MS: Então, você conseguiu curar-se há 20 anos, João?
JR: Exacto. Álcool continuo a consumir, claro, o que é de mim sem a minha cerveja, ou o meu copinho de vinho enquanto faço uma pescaria.
MS: Nunca precisei disso – respondeu, olhando para o mar, que brilhava à luz da Lua – Que beleza.
João olhou para a sua cara, e viu que olhava para o Mar.
JR: Lua cheia, meu amigo. É sempre assim, nestas noites.
MS: Pois, eu sei. Mas hoje parece que estou a adorar ainda mais.
Michael fazia habitualmente amigos, porém, estava a gostar do simplório João.
JR: E tu, o que é que andas a fazer por aqui, a estas horas? Ainda não me respondeste!
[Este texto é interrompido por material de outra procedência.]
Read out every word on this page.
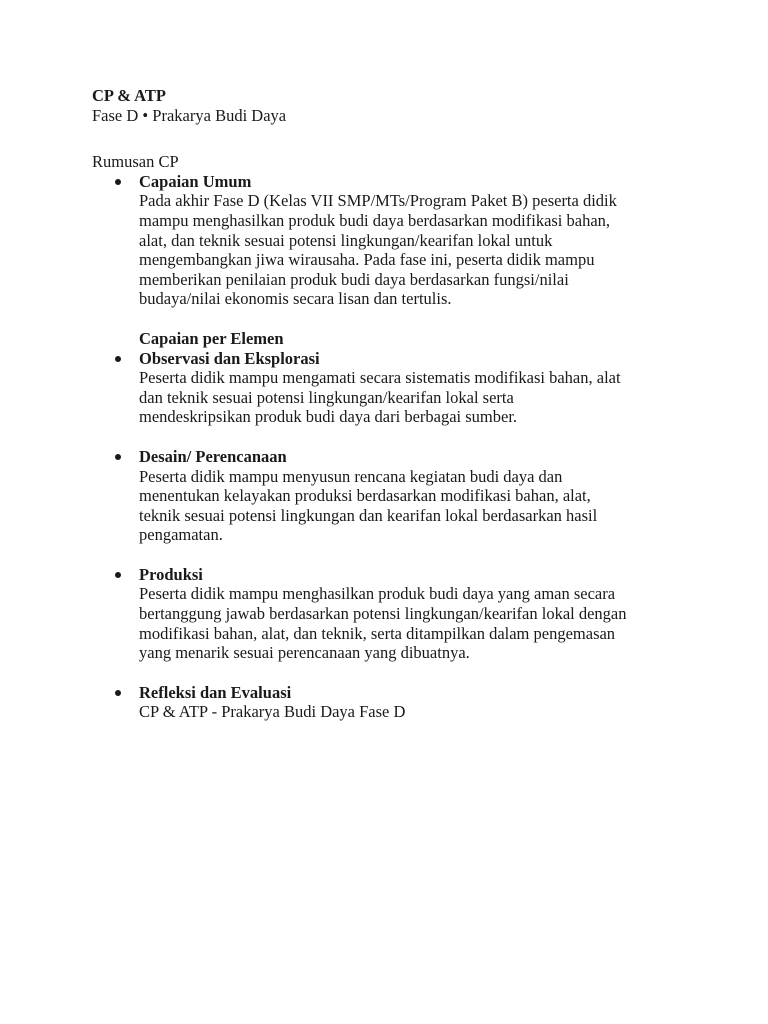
CP & ATP

Fase D • Prakarya Budi Daya

Rumusan CP

Capaian Umum
Pada akhir Fase D (Kelas VII SMP/MTs/Program Paket B) peserta didik
mampu menghasilkan produk budi daya berdasarkan modifikasi bahan,
alat, dan teknik sesuai potensi lingkungan/kearifan lokal untuk
mengembangkan jiwa wirausaha. Pada fase ini, peserta didik mampu
memberikan penilaian produk budi daya berdasarkan fungsi/nilai
budaya/nilai ekonomis secara lisan dan tertulis.
Capaian per Elemen
Observasi dan Eksplorasi
Peserta didik mampu mengamati secara sistematis modifikasi bahan, alat
dan teknik sesuai potensi lingkungan/kearifan lokal serta
mendeskripsikan produk budi daya dari berbagai sumber.
Desain/ Perencanaan
Peserta didik mampu menyusun rencana kegiatan budi daya dan
menentukan kelayakan produksi berdasarkan modifikasi bahan, alat,
teknik sesuai potensi lingkungan dan kearifan lokal berdasarkan hasil
pengamatan.
Produksi
Peserta didik mampu menghasilkan produk budi daya yang aman secara
bertanggung jawab berdasarkan potensi lingkungan/kearifan lokal dengan
modifikasi bahan, alat, dan teknik, serta ditampilkan dalam pengemasan
yang menarik sesuai perencanaan yang dibuatnya.
Refleksi dan Evaluasi
CP & ATP - Prakarya Budi Daya Fase D
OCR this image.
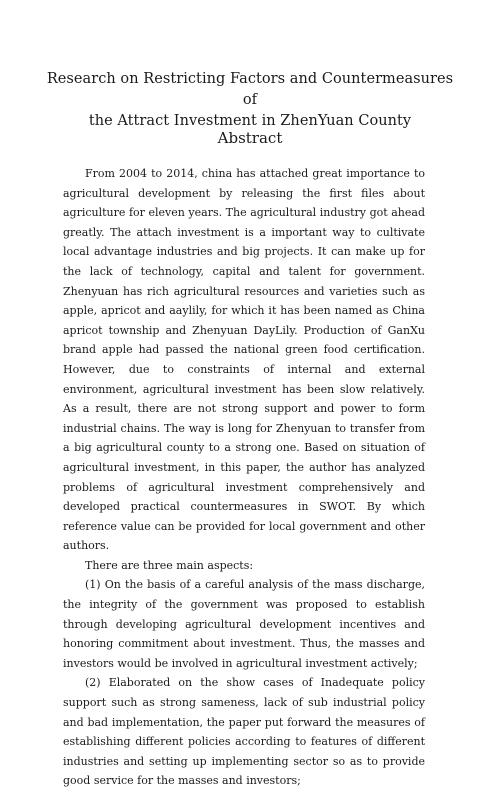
Research on Restricting Factors and Countermeasures of
the Attract Investment in ZhenYuan County
Abstract

From 2004 to 2014, china has attached great importance to agricultural development by releasing the first files about agriculture for eleven years. The agricultural industry got ahead greatly. The attach investment is a important way to cultivate local advantage industries and big projects. It can make up for the lack of technology, capital and talent for government. Zhenyuan has rich agricultural resources and varieties such as apple, apricot and aaylily, for which it has been named as China apricot township and Zhenyuan DayLily. Production of GanXu brand apple had passed the national green food certification. However, due to constraints of internal and external environment, agricultural investment has been slow relatively. As a result, there are not strong support and power to form industrial chains. The way is long for Zhenyuan to transfer from a big agricultural county to a strong one. Based on situation of agricultural investment, in this paper, the author has analyzed problems of agricultural investment comprehensively and developed practical countermeasures in SWOT. By which reference value can be provided for local government and other authors.

There are three main aspects:

(1) On the basis of a careful analysis of the mass discharge, the integrity of the government was proposed to establish through developing agricultural development incentives and honoring commitment about investment. Thus, the masses and investors would be involved in agricultural investment actively;

(2) Elaborated on the show cases of Inadequate policy support such as strong sameness, lack of sub industrial policy and bad implementation, the paper put forward the measures of establishing different policies according to features of different industries and setting up implementing sector so as to provide good service for the masses and investors;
MS: Ah, apreciar o mundo como ele é, e não como o fazem.
JR: Fazes bem rapazote. E o que fazes da vida?
MS: Para além de apreciar o mundo como ele é?
JR: Sim.
MS: Luto.
JR: Lutas?
MS: Exacto.
JR: Lutas o quê, boxe?
MS: Não, wrestling.
JR: E tu gostas disso rapaz?
MS: Consigo aliviar todos os meus pensamentos, lá. A raiva que tenho dos idiotas. É toda largada lá. Assim, não preciso de destruir a natureza para a largar.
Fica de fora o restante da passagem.